3. Podemos pensar nestas duas ordens de funções como uma derivação que colocou em analogia o espaço perceptível de uma situação física com o espaço mental do texto –
tendo-se mantido também a ideia de que o sujeito falante é o ponto central de orientação.

3.1. Numa situação de diálogo, o locutor (L1) pode dizer, em face de um interlocutor (L2):

a) «Este argumento...»

ou

b) «Esse argumento...»

Com grande probabilidade, o argumento referenciado em a) foi avançado por L1 ("eu"), e o argumento referenciado em b) foi defendido por L2 ("tu").

3.2. O locutor usa este ou esse para marcar a sua aproximação ou afastamento afectivo/ideológico relativamente ao estado de coisas referenciado:

c) «Esta posição...»

ou

d) «Essa posição...»

Em c), o locutor tende a identificar-se com o que foi dito por alguém; em d), o locutor marca o seu afastamento em relação ao que diz (e que apenas reproduz).

3.3. Num texto expositivo/explicativo:

e) «Este fenómeno...»

f) «Esse fenómeno...»

Em e), o locutor leva o interlocutor a comprimir a informação fornecida em vários pontos do segmento de texto anterior, ou seja, faz um ponto de ordem, arruma conteúdos, para poder, a partir daí, fazer avançar o texto informativamente.

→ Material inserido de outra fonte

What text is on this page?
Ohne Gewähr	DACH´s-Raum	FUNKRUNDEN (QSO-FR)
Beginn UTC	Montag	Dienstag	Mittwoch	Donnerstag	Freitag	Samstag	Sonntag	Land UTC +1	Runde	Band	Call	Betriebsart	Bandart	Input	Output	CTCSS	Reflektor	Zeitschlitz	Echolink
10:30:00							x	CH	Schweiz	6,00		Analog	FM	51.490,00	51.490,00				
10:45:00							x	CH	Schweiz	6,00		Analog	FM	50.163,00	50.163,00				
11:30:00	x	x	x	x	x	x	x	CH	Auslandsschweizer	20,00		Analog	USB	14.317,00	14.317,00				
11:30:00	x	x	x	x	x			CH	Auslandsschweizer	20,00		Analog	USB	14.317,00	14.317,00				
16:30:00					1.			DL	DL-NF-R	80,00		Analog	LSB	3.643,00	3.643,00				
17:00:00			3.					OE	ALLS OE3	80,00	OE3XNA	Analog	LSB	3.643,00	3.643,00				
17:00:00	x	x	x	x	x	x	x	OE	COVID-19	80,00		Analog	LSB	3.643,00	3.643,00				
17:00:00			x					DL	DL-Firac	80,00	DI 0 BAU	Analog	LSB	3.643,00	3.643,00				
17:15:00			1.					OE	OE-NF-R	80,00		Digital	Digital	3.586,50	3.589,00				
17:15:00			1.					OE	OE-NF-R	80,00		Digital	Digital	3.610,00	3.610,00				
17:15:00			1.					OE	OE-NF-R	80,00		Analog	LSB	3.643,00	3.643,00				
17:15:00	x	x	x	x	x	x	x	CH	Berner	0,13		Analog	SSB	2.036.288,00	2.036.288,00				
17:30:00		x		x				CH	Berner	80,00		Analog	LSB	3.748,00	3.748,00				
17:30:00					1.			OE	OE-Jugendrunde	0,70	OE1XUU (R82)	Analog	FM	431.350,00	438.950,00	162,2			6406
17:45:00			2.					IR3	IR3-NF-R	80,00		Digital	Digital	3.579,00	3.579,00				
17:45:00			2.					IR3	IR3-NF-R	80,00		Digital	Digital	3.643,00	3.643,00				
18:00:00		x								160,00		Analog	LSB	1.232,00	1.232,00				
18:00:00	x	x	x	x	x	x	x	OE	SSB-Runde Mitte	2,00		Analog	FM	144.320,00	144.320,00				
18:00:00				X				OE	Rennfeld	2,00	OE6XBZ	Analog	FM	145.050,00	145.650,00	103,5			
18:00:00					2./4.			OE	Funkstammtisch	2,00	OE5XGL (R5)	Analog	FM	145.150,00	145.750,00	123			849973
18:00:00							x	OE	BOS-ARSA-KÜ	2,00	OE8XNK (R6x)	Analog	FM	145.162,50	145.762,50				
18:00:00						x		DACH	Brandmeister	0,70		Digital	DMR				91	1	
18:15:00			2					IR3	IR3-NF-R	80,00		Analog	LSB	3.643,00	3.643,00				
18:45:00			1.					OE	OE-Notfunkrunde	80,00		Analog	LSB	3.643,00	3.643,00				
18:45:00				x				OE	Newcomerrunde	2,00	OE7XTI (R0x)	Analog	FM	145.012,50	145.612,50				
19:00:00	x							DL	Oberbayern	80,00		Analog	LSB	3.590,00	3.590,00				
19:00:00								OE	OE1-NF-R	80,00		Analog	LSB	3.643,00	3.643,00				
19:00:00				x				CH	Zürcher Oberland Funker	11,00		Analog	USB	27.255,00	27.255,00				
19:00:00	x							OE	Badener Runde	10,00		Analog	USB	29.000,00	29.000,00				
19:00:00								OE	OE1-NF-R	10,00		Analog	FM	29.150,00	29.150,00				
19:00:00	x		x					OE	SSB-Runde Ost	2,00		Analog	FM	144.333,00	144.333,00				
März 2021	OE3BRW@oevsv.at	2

Mais adiante, no mesmo texto e para referir o mesmo conteúdo, o locutor pode recorrer à expressão «Esse fenomeno...» (f) e assim exprimir a sua convicção de que o interlocutor já é detentor pleno da matéria que se está a expor.

Por sua vez, em:

g) «Aquele fenómeno...»,

o locutor dá a instrução ao interlocutor para que afaste o assunto referido do percurso temático central do texto.

4. Os demonstrativos este, esse e aquele são elementos essenciais no trabalho de uma reorganização temática do texto, e a opção por uma ou outra forma demonstrativa depende, basicamente, da assunção do locutor face ao dito e da participação atribuída ao ouvinte/leitor.